Sentenza scelta dal dott. Domenico Cirasole direttore del sito giuridico http://www.gadit.it/




Svolgimento del processo
Con sentenza n. 3119/07 il Tribunale di Roma rigettava la domanda proposta da B.C. diretta ad ottenere l’accertamento della nullità del termine – 5/31 maggio 1999 – apposto al contratto stipulato con la Società XXX, con conseguente declaratoria della sussistenza tra le parti di un rapporto di lavoro subordinato a tempo indeterminato a decorrere dalla data dell’assunzione e condanna della controparte al ripristino del rapporto nonchè al pagamento delle retribuzioni medio tempore maturate oltre accessori.
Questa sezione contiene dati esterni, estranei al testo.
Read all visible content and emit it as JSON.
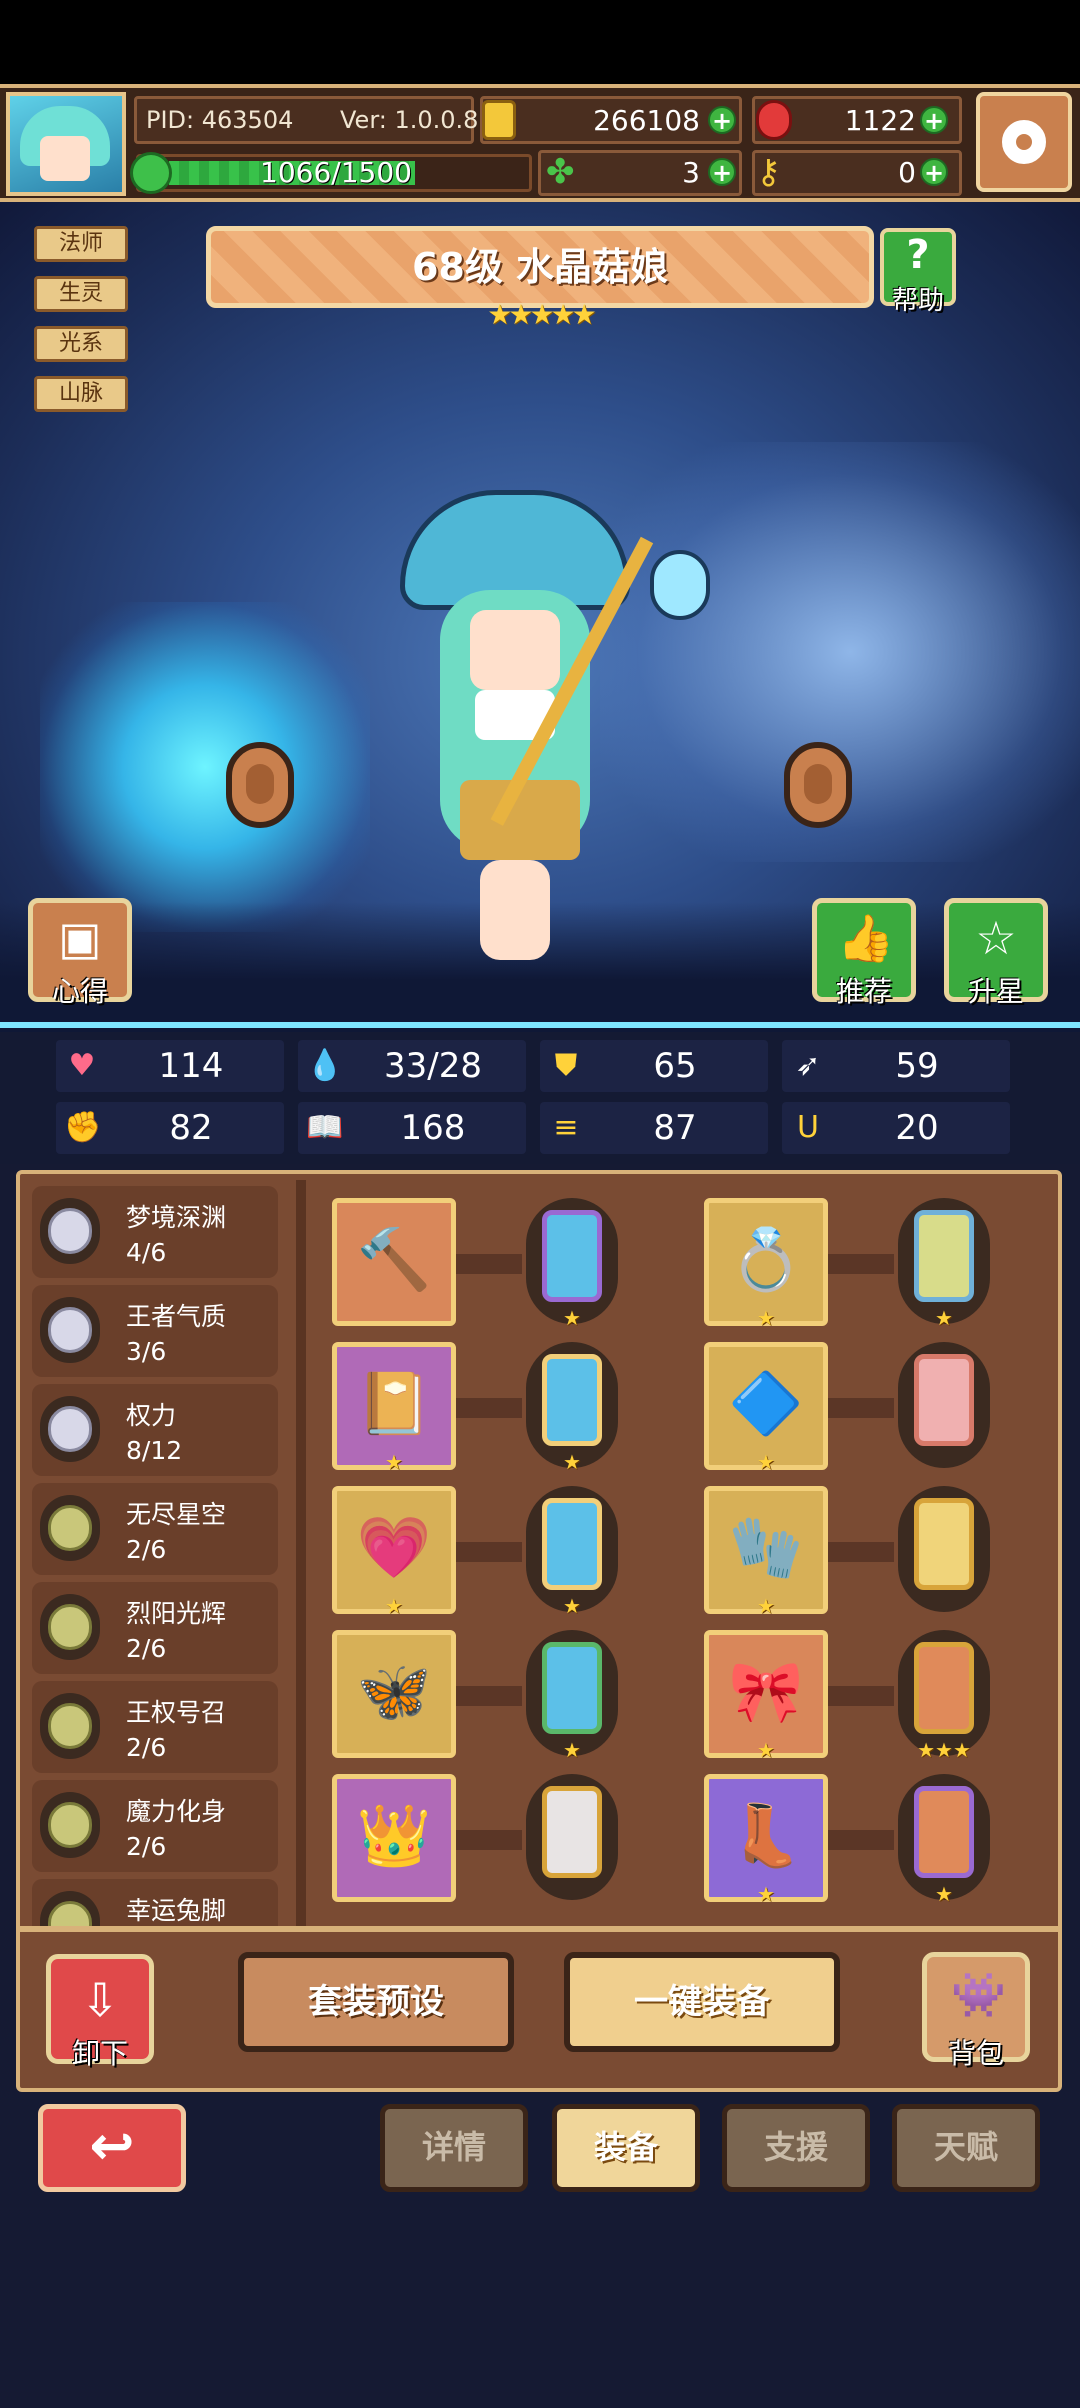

Avverso tale decisione il B. proponeva appello per ottenerne l’integrale riforma.
La società appellata si costituiva, chiedendo il rigetto del gravame.
Con sentenza del 18 aprile – 13 settembre 2007, l’adita Corte d’appello di Roma, rilevato che gli elementi probatori acquisiti inducevano a ritenere configurabile la risoluzione del rapporto di lavoro per mutuo consenso – come eccepito dalla società – rigettava l’impugnazione.
Per la cassazione di tale pronuncia ricorre il B. con numerose censure depositando anche memoria ex art. 378 c.p.c..
Resiste XXX S.p.A. con controricorso.
Motivi della decisione
1. Con il ricorso in esame, articolato in più motivi, la ricorrente, denunciando violazione dell’art. 1372 c.c., vizio di motivazione e poi, ancora, violazione o falsa applicazione degli artt. 2729, 2697 c.c., ed ancora violazione degli artt. 416, 112 e 437 c.p.c., contesta, sotto vari profili, l’accertamento dei fatti e l’apprezzamento della loro rilevanza, posti dalla Corte d’appello di Roma, a base della decisione.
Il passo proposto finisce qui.